La « maladie mangeuse de chair » qui pourrait être l’une des façons de mourir les plus inquiétantes
Le monde regorge de façons intéressantes et horribles de mourir. Parfois, ils peuvent être assez surprenants – par exemple, vous ne devinerez peut-être pas immédiatement que la mort par la rage ou la mort par un moustique peut être l’une des pires façons de mourir, ou comment les nombreuses façons de mourir physiquement peuvent varier. Il existe cependant une condition particulière qui n’a pas besoin de beaucoup de description pour qu’une personne comprenne sa pure terreur existentielle.
La fasciite nécrosante est une infection peut-être mieux connue sous son charmant nom commun : maladie mangeuse de chair. Cela se produit lorsque vous vous grattez ou vous coupez – ou que vous êtes mordu par un insecte – et qu’un ou plusieurs types de bactéries commencent à infecter votre corps sous votre peau.

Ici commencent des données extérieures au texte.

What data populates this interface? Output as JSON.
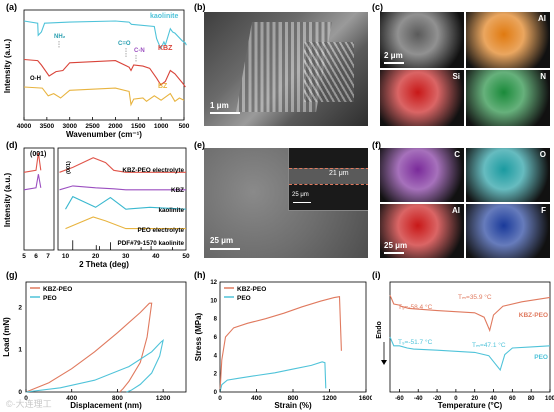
{
  "panels": {
    "a": {
      "label": "(a)",
      "xlabel": "Wavenumber (cm⁻¹)",
      "ylabel": "Intensity (a.u.)",
      "xticks": [
        "4000",
        "3500",
        "3000",
        "2500",
        "2000",
        "1500",
        "1000",
        "500"
      ],
      "series": [
        {
          "name": "kaolinite",
          "color": "#4fc3d9"
        },
        {
          "name": "KBZ",
          "color": "#d9443a"
        },
        {
          "name": "BZ",
          "color": "#e8b440"
        }
      ],
      "annotations": [
        {
          "text": "O-H",
          "color": "#000000"
        },
        {
          "text": "NH₂",
          "color": "#2a9fb0"
        },
        {
          "text": "C=O",
          "color": "#2a9fb0"
        },
        {
          "text": "C-N",
          "color": "#9b4fc0"
        }
      ]
    },
    "b": {
      "label": "(b)",
      "scalebar": "1 μm"
    },
    "c": {
      "label": "(c)",
      "scalebar": "2 μm",
      "tiles": [
        {
          "name": "sem",
          "text": "",
          "color": "#5a5a5a"
        },
        {
          "name": "Al",
          "text": "Al",
          "color": "#e07a10"
        },
        {
          "name": "Si",
          "text": "Si",
          "color": "#c81818"
        },
        {
          "name": "N",
          "text": "N",
          "color": "#1a8a3a"
        }
      ]
    },
    "d": {
      "label": "(d)",
      "xlabel": "2 Theta (deg)",
      "ylabel": "Intensity (a.u.)",
      "xticks_left": [
        "5",
        "6",
        "7"
      ],
      "xticks_right": [
        "10",
        "20",
        "30",
        "40",
        "50"
      ],
      "peak_label": "(001)",
      "peak_label_small": "(001)",
      "series": [
        {
          "name": "KBZ-PEO electrolyte",
          "color": "#e0554a"
        },
        {
          "name": "KBZ",
          "color": "#9b4fc0"
        },
        {
          "name": "kaolinite",
          "color": "#3ab8cf"
        },
        {
          "name": "PEO electrolyte",
          "color": "#e8b440"
        },
        {
          "name": "PDF#79-1570 kaolinite",
          "color": "#000000"
        }
      ]
    },
    "e": {
      "label": "(e)",
      "scalebar": "25 μm",
      "inset_scalebar": "25 μm",
      "thickness": "21 μm"
    },
    "f": {
      "label": "(f)",
      "scalebar": "25 μm",
      "tiles": [
        {
          "name": "C",
          "text": "C",
          "color": "#7a2a9a"
        },
        {
          "name": "O",
          "text": "O",
          "color": "#1a9aa0"
        },
        {
          "name": "Al",
          "text": "Al",
          "color": "#c81818"
        },
        {
          "name": "F",
          "text": "F",
          "color": "#1a3a9a"
        }
      ]
    },
    "g": {
      "label": "(g)",
      "xlabel": "Displacement (nm)",
      "ylabel": "Load (mN)",
      "xticks": [
        "0",
        "400",
        "800",
        "1200"
      ],
      "yticks": [
        "0",
        "1",
        "2"
      ],
      "legend": [
        {
          "name": "KBZ-PEO",
          "color": "#e07a5f"
        },
        {
          "name": "PEO",
          "color": "#4fc3d9"
        }
      ]
    },
    "h": {
      "label": "(h)",
      "xlabel": "Strain (%)",
      "ylabel": "Stress (MPa)",
      "xticks": [
        "0",
        "400",
        "800",
        "1200",
        "1600"
      ],
      "yticks": [
        "0",
        "2",
        "4",
        "6",
        "8",
        "10",
        "12"
      ],
      "legend": [
        {
          "name": "KBZ-PEO",
          "color": "#e07a5f"
        },
        {
          "name": "PEO",
          "color": "#4fc3d9"
        }
      ]
    },
    "i": {
      "label": "(i)",
      "xlabel": "Temperature (°C)",
      "ylabel": "Endo",
      "xticks": [
        "-60",
        "-40",
        "-20",
        "0",
        "20",
        "40",
        "60",
        "80",
        "100"
      ],
      "series": [
        {
          "name": "KBZ-PEO",
          "color": "#e07a5f",
          "tg": "T₉=-58.4 °C",
          "tm": "Tₘ=35.9 °C"
        },
        {
          "name": "PEO",
          "color": "#4fc3d9",
          "tg": "T₉=-51.7 °C",
          "tm": "Tₘ=47.1 °C"
        }
      ]
    }
  },
  "chart_data": [
    {
      "type": "line",
      "title": "",
      "xlabel": "Wavenumber (cm⁻¹)",
      "ylabel": "Intensity (a.u.)",
      "xlim": [
        4000,
        500
      ],
      "series": [
        {
          "name": "kaolinite",
          "x": [
            4000,
            3700,
            3690,
            3620,
            3550,
            3000,
            2000,
            1700,
            1650,
            1150,
            1100,
            1030,
            1010,
            940,
            910,
            800,
            750,
            700,
            540,
            470,
            450
          ],
          "y": [
            0.9,
            0.88,
            0.77,
            0.8,
            0.88,
            0.89,
            0.9,
            0.89,
            0.87,
            0.85,
            0.74,
            0.67,
            0.65,
            0.71,
            0.68,
            0.83,
            0.8,
            0.79,
            0.72,
            0.7,
            0.68
          ]
        },
        {
          "name": "KBZ",
          "x": [
            4000,
            3700,
            3620,
            3450,
            3300,
            3150,
            3000,
            2000,
            1700,
            1660,
            1600,
            1400,
            1250,
            1100,
            1010,
            910,
            800,
            700,
            540,
            470
          ],
          "y": [
            0.55,
            0.54,
            0.5,
            0.4,
            0.44,
            0.45,
            0.52,
            0.54,
            0.48,
            0.45,
            0.5,
            0.49,
            0.47,
            0.38,
            0.32,
            0.35,
            0.45,
            0.42,
            0.34,
            0.3
          ]
        },
        {
          "name": "BZ",
          "x": [
            4000,
            3600,
            3470,
            3350,
            3200,
            3000,
            2000,
            1700,
            1660,
            1600,
            1400,
            1320,
            1150,
            1000,
            800,
            700,
            600,
            500
          ],
          "y": [
            0.3,
            0.29,
            0.22,
            0.24,
            0.2,
            0.27,
            0.29,
            0.26,
            0.14,
            0.19,
            0.2,
            0.17,
            0.22,
            0.18,
            0.24,
            0.17,
            0.2,
            0.18
          ]
        }
      ]
    },
    {
      "type": "line",
      "title": "",
      "xlabel": "2 Theta (deg)",
      "ylabel": "Intensity (a.u.)",
      "xlim": [
        5,
        50
      ],
      "series": [
        {
          "name": "KBZ-PEO electrolyte",
          "x": [
            5,
            6.0,
            6.2,
            6.4,
            8,
            12.4,
            19.2,
            23.3,
            26,
            30,
            40,
            50
          ],
          "y": [
            0.8,
            0.82,
            1.0,
            0.82,
            0.8,
            0.85,
            0.95,
            0.9,
            0.82,
            0.8,
            0.8,
            0.8
          ]
        },
        {
          "name": "KBZ",
          "x": [
            5,
            6.0,
            6.2,
            6.4,
            8,
            12.4,
            20,
            26,
            30,
            40,
            50
          ],
          "y": [
            0.62,
            0.64,
            0.78,
            0.64,
            0.62,
            0.66,
            0.64,
            0.63,
            0.62,
            0.62,
            0.62
          ]
        },
        {
          "name": "kaolinite",
          "x": [
            5,
            10,
            12.4,
            20,
            24.9,
            30,
            38,
            50
          ],
          "y": [
            0.42,
            0.42,
            0.55,
            0.44,
            0.54,
            0.42,
            0.44,
            0.42
          ]
        },
        {
          "name": "PEO electrolyte",
          "x": [
            5,
            10,
            19.2,
            23.3,
            30,
            50
          ],
          "y": [
            0.22,
            0.22,
            0.34,
            0.3,
            0.22,
            0.22
          ]
        },
        {
          "name": "PDF#79-1570 kaolinite",
          "x": [
            12.4,
            20.2,
            21.3,
            24.9,
            35.1,
            38.4,
            45.5
          ],
          "y": [
            0.1,
            0.05,
            0.04,
            0.08,
            0.03,
            0.04,
            0.03
          ]
        }
      ]
    },
    {
      "type": "line",
      "title": "",
      "xlabel": "Displacement (nm)",
      "ylabel": "Load (mN)",
      "xlim": [
        0,
        1400
      ],
      "ylim": [
        0,
        2.6
      ],
      "series": [
        {
          "name": "KBZ-PEO",
          "x": [
            0,
            200,
            400,
            600,
            800,
            1000,
            1080,
            1100,
            1060,
            1000,
            900,
            850,
            820
          ],
          "y": [
            0,
            0.22,
            0.55,
            0.95,
            1.4,
            1.88,
            2.1,
            2.1,
            1.3,
            0.7,
            0.25,
            0.08,
            0
          ]
        },
        {
          "name": "PEO",
          "x": [
            0,
            300,
            600,
            900,
            1100,
            1180,
            1200,
            1170,
            1100,
            1000,
            920,
            880
          ],
          "y": [
            0,
            0.1,
            0.28,
            0.6,
            0.95,
            1.18,
            1.22,
            0.85,
            0.45,
            0.18,
            0.04,
            0
          ]
        }
      ]
    },
    {
      "type": "line",
      "title": "",
      "xlabel": "Strain (%)",
      "ylabel": "Stress (MPa)",
      "xlim": [
        0,
        1600
      ],
      "ylim": [
        0,
        12
      ],
      "series": [
        {
          "name": "KBZ-PEO",
          "x": [
            0,
            20,
            60,
            150,
            300,
            500,
            700,
            900,
            1100,
            1250,
            1310,
            1330
          ],
          "y": [
            0,
            3.5,
            6.0,
            7.0,
            7.5,
            8.0,
            8.6,
            9.3,
            9.9,
            10.3,
            10.4,
            4.5
          ]
        },
        {
          "name": "PEO",
          "x": [
            0,
            20,
            80,
            200,
            400,
            600,
            800,
            1000,
            1120,
            1150,
            1160
          ],
          "y": [
            0,
            0.8,
            1.3,
            1.5,
            1.8,
            2.1,
            2.5,
            2.9,
            3.3,
            3.2,
            0.4
          ]
        }
      ]
    },
    {
      "type": "line",
      "title": "",
      "xlabel": "Temperature (°C)",
      "ylabel": "Endo",
      "xlim": [
        -70,
        100
      ],
      "series": [
        {
          "name": "KBZ-PEO",
          "x": [
            -70,
            -66,
            -60,
            -58.4,
            -50,
            -20,
            0,
            20,
            30,
            35.9,
            40,
            50,
            70,
            100
          ],
          "y": [
            0.88,
            0.8,
            0.79,
            0.78,
            0.76,
            0.74,
            0.73,
            0.72,
            0.68,
            0.56,
            0.7,
            0.78,
            0.82,
            0.86
          ]
        },
        {
          "name": "PEO",
          "x": [
            -70,
            -66,
            -60,
            -51.7,
            -45,
            -20,
            0,
            20,
            35,
            47.1,
            52,
            60,
            80,
            100
          ],
          "y": [
            0.5,
            0.42,
            0.42,
            0.4,
            0.39,
            0.38,
            0.37,
            0.36,
            0.33,
            0.2,
            0.34,
            0.4,
            0.41,
            0.42
          ]
        }
      ]
    }
  ],
  "watermark": "©·大连理工"
}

L’infection peut également débuter lorsque des bactéries pénètrent dans l’organisme par d’autres moyens moins évidents. Par exemple, il y a eu des cas où une personne a développé une fasciite nécrosante après une liposuccion ou une blessure en dansant.
Si l’infection est suffisamment grave pour provoquer une fasciite nécrosante, les tissus sous la peau de la zone infectée commencent à mourir. Lorsque cela commence à se produire, la nécrose se propage rapidement et la vie du patient est légitimement menacée. Le taux de mortalité de cette terrible maladie dans laquelle des parties de votre corps commencent littéralement à mourir alors que vous êtes encore en vie peut atteindre 50 %, et les survivants sont confrontés à des soins intensifs pénibles qui impliquent souvent une intervention chirurgicale et peut-être même une amputation.
Quels sont les symptômes de la fasciite nécrosante et comment est-elle traitée ?
Tout d’abord : aux États-Unis, seulement environ 1 personne sur 250 000 doit faire face à une fasciite nécrosante au cours de sa vie. Ce n’est donc pas comme si des bactéries attendaient à chaque coin de rue pour vous dévorer. Il existe également des précautions que vous pouvez prendre, comme garder les plaies propres et éviter les piscines lorsque vous savez que vous avez une coupure ou une égratignure. Pourtant, il s’agit d’une maladie suffisamment grave pour qu’il vaut la peine de connaître ses symptômes et comment se faire soigner.
Au début, une personne atteinte de fasciite nécrosante peut remarquer une éruption cutanée et des douleurs dans la zone infectée, ainsi que des symptômes pseudo-grippaux. Après cela, la zone peut commencer à gonfler, à changer de couleur et éventuellement à développer des cloques. À ce stade, la personne commencera à se sentir vraiment mal, à mesure que la fièvre et la douleur augmenteront. À ce stade, la recherche d’un traitement médical devrait être une priorité immédiate, car l’infection se propage rapidement et met réellement la vie en danger ; L’infection bactérienne tue le tissu sous-cutané en libérant des toxines, ce qui peut également causer des problèmes au niveau de vos organes, au point de potentiellement conduire à une défaillance de plusieurs organes.
Principalement (mais pas uniquement) causée par des bactéries streptocoques du groupe A, la fasciite nécrosante est souvent traitée par une combinaison d’antibiotiques et d’ablation chirurgicale de tous les tissus infectés. Cela peut nécessiter plusieurs opérations, voire une chirurgie plastique par la suite. Bref, ce n’est pas une très belle maladie.